Minister for Youth and Sports
- In office 8 October 2021 – 26 December 2022
- President: Bidya Devi Bhandari
- Prime Minister: Sher Bahadur Deuba
- Preceded by: Ekbal Miya
- Succeeded by: Dig Bahadur Limbu

Member of Parliament, Pratinidhi Sabha
- In office 4 March 2018 – 18 September 2022
- Preceded by: Dev Raj Bhar (as Member of the Constituent Assembly)
- Succeeded by: Surya Prasad Dhakal
- Constituency: Banke 1

Personal details
- Born: 28 August 1971 (age 54) Banke District
- Party: CPN (Maoist Centre)
- Other party: Nepal Communist Party (2018-2021)
- Nickname: Athak

= Maheshwar Jung Gahatraj =

Nepali politician

Maheshwar Jung Gahatraj (alt. forename: Maheshwor; alt. middle name:Jang, Janga; nickname:Athak) (born August 28, 1971) is a Nepali communist politician and a former member of the Pratinidhi Sabha of the federal parliament of Nepal. He also previously served as the Minister for Youth and Sports between 8 October 2021 to 26 December 2022. He was the commander of the first attack carried out by the Maoists, that began the Nepalese civil war.

==Political career==
Gahatraj was a member of CPN (Masal) until 1987. He joined the Maoist party, and during the civil war, was the party "In-Charge" for Rukum, Banke, Bardiya, Surkhet, Humla, Kalikot, Jumla and Mugu districts. At the commencement of the maoist insurgency in Nepal in 1996, he was the commander of the first attack against Nepali government, carried out on the police post in Radijyula, Aathbiskot of Rukum. As of 2013, he was the central committee member of the Maoist party, having been in the role since 2003. After the maoists joined the peace process, he focused his political activities from Banke District, and was the candidate for the party from Banke-1 constituency in 2013 constituent assembly elections.

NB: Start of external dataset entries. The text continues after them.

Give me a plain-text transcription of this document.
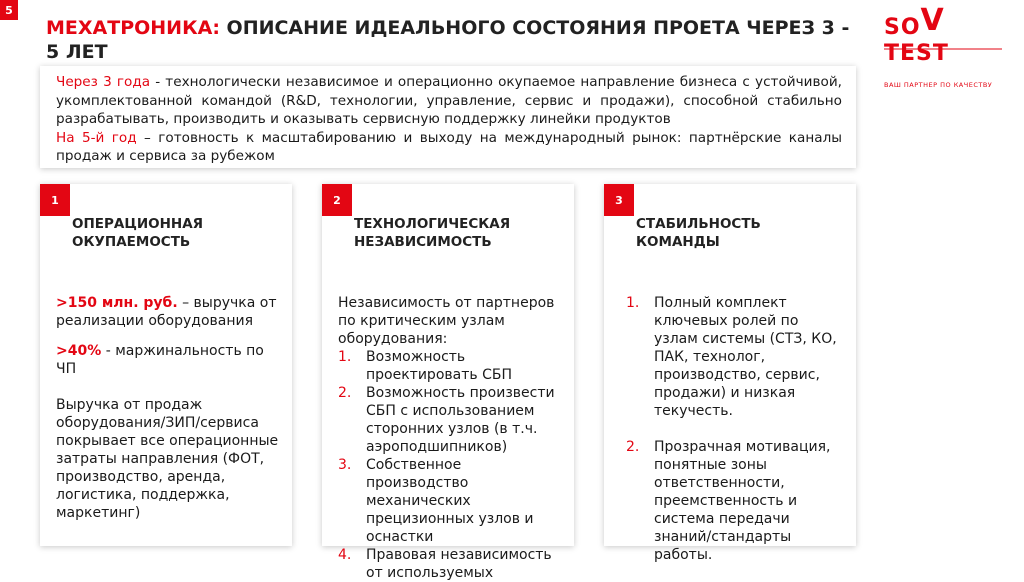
5
МЕХАТРОНИКА: ОПИСАНИЕ ИДЕАЛЬНОГО СОСТОЯНИЯ ПРОЕТА ЧЕРЕЗ 3 - 5 ЛЕТ
SOVTEST
ВАШ ПАРТНЕР ПО КАЧЕСТВУ

Через 3 года - технологически независимое и операционно окупаемое направление бизнеса с устойчивой, укомплектованной командой (R&D, технологии, управление, сервис и продажи), способной стабильно разрабатывать, производить и оказывать сервисную поддержку линейки продуктов

На 5-й год – готовность к масштабированию и выходу на международный рынок: партнёрские каналы продаж и сервиса за рубежом

1
ОПЕРАЦИОННАЯ ОКУПАЕМОСТЬ

>150 млн. руб. – выручка от реализации оборудования

>40% - маржинальность по ЧП

Выручка от продаж оборудования/ЗИП/сервиса покрывает все операционные затраты направления (ФОТ, производство, аренда, логистика, поддержка, маркетинг)

2
ТЕХНОЛОГИЧЕСКАЯ НЕЗАВИСИМОСТЬ

Независимость от партнеров по критическим узлам оборудования:

1. Возможность проектировать СБП
2. Возможность произвести СБП с использованием сторонних узлов (в т.ч. аэроподшипников)
3. Собственное производство механических прецизионных узлов и оснастки
4. Правовая независимость от используемых
3
СТАБИЛЬНОСТЬ КОМАНДЫ
1. Полный комплект ключевых ролей по узлам системы (СТЗ, КО, ПАК, технолог, производство, сервис, продажи) и низкая текучесть.
2. Прозрачная мотивация, понятные зоны ответственности, преемственность и система передачи знаний/стандарты работы.
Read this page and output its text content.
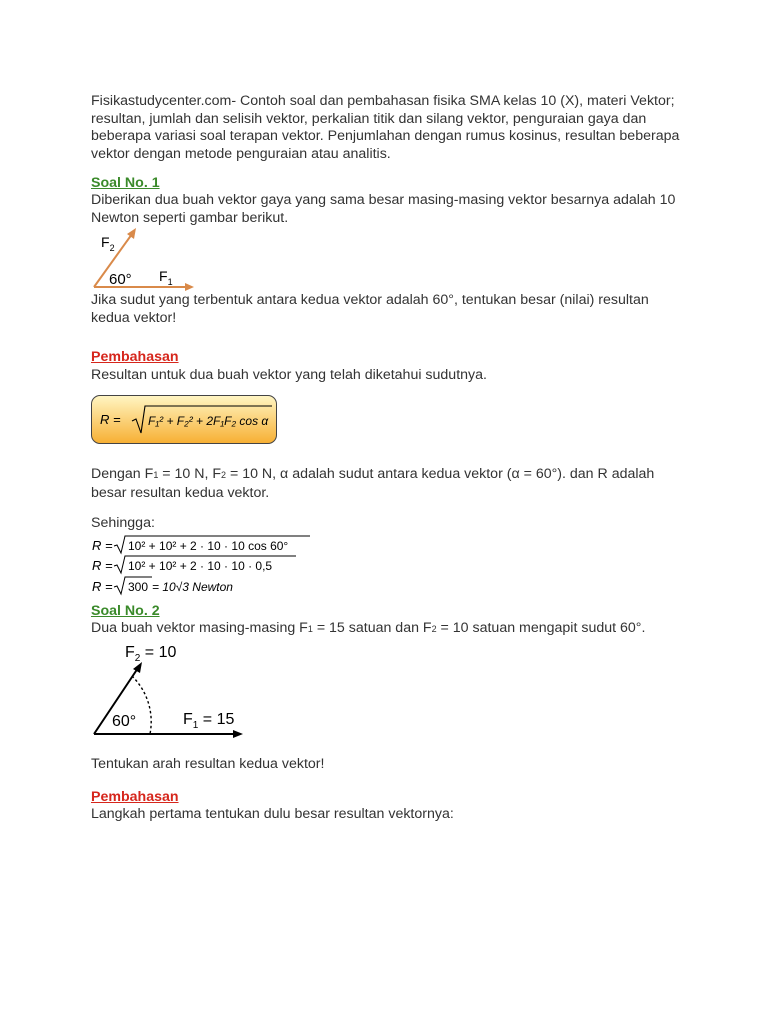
Fisikastudycenter.com- Contoh soal dan pembahasan fisika SMA kelas 10 (X), materi Vektor; resultan, jumlah dan selisih vektor, perkalian titik dan silang vektor, penguraian gaya dan beberapa variasi soal terapan vektor. Penjumlahan dengan rumus kosinus, resultan beberapa vektor dengan metode penguraian atau analitis.

Soal No. 1

Diberikan dua buah vektor gaya yang sama besar masing-masing vektor besarnya adalah 10 Newton seperti gambar berikut.

$F_2$
$F_1$
60°

Jika sudut yang terbentuk antara kedua vektor adalah 60°, tentukan besar (nilai) resultan kedua vektor!

Pembahasan

Resultan untuk dua buah vektor yang telah diketahui sudutnya.

R = F₁² + F₂² + 2F₁F₂ cos α

Dengan F1 = 10 N, F2 = 10 N, α adalah sudut antara kedua vektor (α = 60°). dan R adalah besar resultan kedua vektor.

Sehingga:

R = 10² + 10² + 2 · 10 · 10 cos 60°
R = 10² + 10² + 2 · 10 · 10 · 0,5
R = 300 = 10√3 Newton

Soal No. 2

Dua buah vektor masing-masing F1 = 15 satuan dan F2 = 10 satuan mengapit sudut 60°.

$F_2 = 10$
$F_1 = 15$
60°

Tentukan arah resultan kedua vektor!

Pembahasan

Langkah pertama tentukan dulu besar resultan vektornya:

In the 2017 legislative election, he was elected to parliament under the first-past-the-post representing CPN (Maoist Centre) of the left alliance in Banke-1 constituency. He defeated his nearest rival, Madhav Ram Khatri of Nepali Congress, acquiring 31,173 votes to Khatri's 28,217.

Following the merger of CPN (Maoist Centre) with CPN UML to form Nepal Communist Party (NCP), he represents the new party in parliament. He was also elected "Co-Incharge" of the party for Banke District.